LISA robot has three levels of automation:
- Level 1 is the most basic automation where the medical personnel can control the LISA robot through a handheld transmitter sending commands to a receiver;
- Level 2 automation allows the robot to be controlled over a WiFi anytime, anywhere; and
- Level 3 automation is based on Simultaneous Localization and Mapping (SLAM) wherein the robot makes a map of the hospital and navigates through obstacles using 2D Light Detection and Ranging (LiDAR) sensor.
While levels 2 and 3 automation will be implemented after the Covid-19 pandemic due to limited resources brought by the Enhanced Community Quarantine (ECQ), level 1 automation is low-cost, easy to build using readily available materials, and can be controlled by an operator at 5-10 meters away.
The first model has received positive feedback from Dr. Emilito Santos of Pasig Doctors Medical Center and Dr. Marcellus Francis Ramirez of UST Hospital who tested the unit last April 6.
While the production of one unit usually takes 4 to 5 days, the project targets to produce at least four units of level 1 automation for its beneficiaries including UST Hospital, Pasig Doctors Medical Center, Marikina Valley Medical Center, and Binangonan Lake View Hospital.
For the tech’s full description, please visit this site.

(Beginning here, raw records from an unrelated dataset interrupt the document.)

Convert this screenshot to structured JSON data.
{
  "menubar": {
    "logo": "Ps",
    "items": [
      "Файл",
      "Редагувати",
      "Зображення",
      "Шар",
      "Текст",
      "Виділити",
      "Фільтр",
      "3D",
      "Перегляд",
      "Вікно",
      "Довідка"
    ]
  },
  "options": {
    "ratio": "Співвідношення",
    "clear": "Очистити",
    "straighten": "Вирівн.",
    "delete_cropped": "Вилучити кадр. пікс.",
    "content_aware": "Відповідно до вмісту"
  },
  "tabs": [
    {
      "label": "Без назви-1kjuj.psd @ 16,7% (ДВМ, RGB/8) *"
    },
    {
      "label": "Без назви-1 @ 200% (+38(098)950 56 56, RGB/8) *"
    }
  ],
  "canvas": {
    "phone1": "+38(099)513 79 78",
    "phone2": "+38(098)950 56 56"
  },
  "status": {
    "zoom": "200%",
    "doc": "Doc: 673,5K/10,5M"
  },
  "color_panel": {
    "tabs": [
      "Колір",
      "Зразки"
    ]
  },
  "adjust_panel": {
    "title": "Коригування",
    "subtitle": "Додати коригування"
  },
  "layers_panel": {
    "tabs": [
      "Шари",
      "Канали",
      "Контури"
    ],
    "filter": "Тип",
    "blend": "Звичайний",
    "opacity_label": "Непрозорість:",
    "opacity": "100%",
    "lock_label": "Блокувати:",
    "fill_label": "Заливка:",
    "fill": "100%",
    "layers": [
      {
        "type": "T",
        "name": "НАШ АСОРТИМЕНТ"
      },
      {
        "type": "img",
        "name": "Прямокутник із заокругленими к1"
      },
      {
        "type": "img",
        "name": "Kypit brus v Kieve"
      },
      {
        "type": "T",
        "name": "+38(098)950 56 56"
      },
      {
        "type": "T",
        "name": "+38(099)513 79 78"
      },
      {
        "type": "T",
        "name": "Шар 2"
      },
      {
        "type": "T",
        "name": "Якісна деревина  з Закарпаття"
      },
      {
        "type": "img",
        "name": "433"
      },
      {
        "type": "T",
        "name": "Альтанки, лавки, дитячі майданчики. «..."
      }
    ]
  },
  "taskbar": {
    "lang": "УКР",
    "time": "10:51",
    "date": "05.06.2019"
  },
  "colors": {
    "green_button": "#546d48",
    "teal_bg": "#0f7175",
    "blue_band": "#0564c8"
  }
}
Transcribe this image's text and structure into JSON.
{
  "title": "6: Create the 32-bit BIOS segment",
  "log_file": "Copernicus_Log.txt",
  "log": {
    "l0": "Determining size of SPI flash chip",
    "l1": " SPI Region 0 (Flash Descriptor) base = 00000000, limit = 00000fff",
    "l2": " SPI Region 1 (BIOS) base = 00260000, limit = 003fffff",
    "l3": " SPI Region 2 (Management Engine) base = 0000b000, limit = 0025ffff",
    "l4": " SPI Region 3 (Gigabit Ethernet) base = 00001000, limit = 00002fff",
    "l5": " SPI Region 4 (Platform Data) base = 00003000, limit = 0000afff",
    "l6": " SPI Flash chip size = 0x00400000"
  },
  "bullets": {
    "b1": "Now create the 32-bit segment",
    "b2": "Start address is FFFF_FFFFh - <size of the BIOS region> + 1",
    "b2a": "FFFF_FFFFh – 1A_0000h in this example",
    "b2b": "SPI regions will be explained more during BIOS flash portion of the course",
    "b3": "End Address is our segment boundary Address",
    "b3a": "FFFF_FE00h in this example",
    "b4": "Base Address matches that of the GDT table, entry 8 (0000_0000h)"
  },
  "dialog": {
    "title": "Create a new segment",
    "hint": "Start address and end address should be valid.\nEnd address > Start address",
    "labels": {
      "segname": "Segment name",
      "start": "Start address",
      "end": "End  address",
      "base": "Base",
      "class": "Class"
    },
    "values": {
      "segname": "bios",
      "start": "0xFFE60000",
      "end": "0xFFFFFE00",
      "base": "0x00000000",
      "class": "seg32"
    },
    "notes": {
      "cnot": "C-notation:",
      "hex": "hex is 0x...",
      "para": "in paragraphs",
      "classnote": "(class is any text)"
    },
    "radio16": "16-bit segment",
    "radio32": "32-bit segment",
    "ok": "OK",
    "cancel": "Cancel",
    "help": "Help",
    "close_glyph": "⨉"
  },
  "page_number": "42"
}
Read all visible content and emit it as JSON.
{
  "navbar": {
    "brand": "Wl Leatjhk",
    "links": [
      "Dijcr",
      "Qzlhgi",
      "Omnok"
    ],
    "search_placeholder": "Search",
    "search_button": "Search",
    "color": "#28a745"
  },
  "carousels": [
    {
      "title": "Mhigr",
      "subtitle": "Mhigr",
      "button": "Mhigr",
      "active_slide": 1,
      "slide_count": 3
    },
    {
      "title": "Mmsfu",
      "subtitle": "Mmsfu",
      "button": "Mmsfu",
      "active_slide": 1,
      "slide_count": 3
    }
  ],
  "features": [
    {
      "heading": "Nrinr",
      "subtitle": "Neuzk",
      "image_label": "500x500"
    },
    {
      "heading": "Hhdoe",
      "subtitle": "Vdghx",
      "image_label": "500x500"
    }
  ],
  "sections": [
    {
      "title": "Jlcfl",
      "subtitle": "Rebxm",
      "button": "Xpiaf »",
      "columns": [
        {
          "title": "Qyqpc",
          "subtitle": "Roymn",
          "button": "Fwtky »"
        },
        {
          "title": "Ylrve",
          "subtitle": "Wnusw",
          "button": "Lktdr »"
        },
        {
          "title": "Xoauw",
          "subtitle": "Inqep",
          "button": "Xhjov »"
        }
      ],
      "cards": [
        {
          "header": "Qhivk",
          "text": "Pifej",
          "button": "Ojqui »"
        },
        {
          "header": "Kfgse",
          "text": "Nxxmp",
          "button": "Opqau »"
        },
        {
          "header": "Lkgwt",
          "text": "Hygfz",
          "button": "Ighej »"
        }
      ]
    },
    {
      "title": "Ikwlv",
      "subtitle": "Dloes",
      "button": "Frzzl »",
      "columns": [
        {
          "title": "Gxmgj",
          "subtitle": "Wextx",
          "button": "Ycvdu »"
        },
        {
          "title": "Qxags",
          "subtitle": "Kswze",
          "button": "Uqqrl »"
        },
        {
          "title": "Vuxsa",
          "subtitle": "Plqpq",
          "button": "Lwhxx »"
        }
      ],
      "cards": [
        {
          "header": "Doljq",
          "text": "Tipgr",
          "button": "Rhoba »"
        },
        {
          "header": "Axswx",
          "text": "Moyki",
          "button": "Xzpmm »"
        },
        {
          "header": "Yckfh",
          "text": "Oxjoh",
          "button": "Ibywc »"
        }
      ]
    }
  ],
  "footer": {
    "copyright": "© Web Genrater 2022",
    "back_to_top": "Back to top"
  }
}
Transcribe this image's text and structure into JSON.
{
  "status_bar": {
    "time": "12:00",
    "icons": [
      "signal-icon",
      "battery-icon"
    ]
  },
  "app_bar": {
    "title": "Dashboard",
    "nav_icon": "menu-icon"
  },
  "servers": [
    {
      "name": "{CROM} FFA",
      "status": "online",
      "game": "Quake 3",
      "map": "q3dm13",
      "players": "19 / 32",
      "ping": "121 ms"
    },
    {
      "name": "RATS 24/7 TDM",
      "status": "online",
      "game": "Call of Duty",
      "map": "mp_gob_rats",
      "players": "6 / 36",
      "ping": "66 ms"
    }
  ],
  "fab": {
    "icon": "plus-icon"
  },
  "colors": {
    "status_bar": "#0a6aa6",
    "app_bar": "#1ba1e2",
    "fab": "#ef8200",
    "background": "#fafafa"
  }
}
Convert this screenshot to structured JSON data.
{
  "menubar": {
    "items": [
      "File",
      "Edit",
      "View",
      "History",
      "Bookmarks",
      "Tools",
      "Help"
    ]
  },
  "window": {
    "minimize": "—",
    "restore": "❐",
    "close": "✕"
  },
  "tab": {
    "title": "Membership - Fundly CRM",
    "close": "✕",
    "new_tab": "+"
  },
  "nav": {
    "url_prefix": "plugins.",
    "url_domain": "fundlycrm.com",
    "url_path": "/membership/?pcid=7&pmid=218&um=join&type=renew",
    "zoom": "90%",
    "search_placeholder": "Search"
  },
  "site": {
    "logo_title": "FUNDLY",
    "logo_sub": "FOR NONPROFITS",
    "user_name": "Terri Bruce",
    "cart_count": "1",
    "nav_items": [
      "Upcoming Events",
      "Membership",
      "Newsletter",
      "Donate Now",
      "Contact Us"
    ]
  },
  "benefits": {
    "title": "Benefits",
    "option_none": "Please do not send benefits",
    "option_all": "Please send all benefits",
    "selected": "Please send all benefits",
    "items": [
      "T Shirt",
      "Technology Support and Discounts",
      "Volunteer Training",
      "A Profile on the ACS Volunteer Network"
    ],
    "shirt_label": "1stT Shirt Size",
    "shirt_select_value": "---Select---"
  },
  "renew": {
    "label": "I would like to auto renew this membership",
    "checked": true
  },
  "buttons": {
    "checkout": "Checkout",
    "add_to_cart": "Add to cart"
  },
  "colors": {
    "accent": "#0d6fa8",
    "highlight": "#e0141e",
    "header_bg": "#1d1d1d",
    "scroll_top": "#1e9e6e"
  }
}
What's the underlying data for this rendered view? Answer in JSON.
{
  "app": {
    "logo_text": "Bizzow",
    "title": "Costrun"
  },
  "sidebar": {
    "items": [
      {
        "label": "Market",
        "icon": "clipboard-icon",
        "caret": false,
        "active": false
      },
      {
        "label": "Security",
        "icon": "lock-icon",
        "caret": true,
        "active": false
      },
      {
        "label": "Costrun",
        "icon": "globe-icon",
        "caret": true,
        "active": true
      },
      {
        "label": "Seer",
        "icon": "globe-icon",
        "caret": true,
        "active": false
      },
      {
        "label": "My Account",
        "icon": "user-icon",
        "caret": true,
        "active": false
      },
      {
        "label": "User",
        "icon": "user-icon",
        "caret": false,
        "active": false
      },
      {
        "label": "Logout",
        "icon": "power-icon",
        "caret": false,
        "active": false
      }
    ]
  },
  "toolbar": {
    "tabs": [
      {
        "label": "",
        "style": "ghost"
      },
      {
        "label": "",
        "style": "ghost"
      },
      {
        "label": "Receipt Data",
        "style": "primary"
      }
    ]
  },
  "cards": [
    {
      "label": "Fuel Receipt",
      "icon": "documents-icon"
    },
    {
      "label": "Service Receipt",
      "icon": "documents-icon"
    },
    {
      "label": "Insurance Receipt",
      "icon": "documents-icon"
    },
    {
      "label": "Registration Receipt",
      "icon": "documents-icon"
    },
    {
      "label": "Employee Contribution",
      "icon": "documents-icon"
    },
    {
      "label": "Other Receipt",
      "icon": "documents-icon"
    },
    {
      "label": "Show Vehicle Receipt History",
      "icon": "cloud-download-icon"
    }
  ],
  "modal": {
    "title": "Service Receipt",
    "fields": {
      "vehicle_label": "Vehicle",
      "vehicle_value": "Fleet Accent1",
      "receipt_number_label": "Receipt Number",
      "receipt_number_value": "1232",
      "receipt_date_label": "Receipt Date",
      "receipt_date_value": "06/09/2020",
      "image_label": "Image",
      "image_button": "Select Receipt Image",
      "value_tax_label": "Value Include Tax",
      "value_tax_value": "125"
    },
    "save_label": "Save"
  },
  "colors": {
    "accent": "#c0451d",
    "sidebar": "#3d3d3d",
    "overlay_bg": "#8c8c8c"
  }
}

4. Project RAMDAM or Resource Allocation Management, Distribution, and Monitoring – The system developed by Geographic Innovations for Development Solutions (GrIDS) in partnership with DOST, is a Covid-19 initiative composed of a mobile app and a Web portal that could serve as a platform for residents and LGUs to share accurate information regarding relief packs and cash assistance distribution.
The system aims to provide efficient data management and monitoring for the LGUs and feedback and request mechanism for the residents. The team field tested this innovation in some barangays of Los Baños, Laguna and is currently preparing the pilot testing results for possible nationwide implementation.
For more information, please visit the Project RAMDAM Facebook page or email the team at firstname.lastname@example.org.
DOST undersecretary for research and development Rowena Cristina Guevara expressed gratitude to Filipino researchers who worked tirelessly in coming up with needed solutions and moving with top speed.
“Getting innovative products, processes and services in the hands of those at the forefront of the Covid-19 response is our goal as we make change happen through research and development” she said.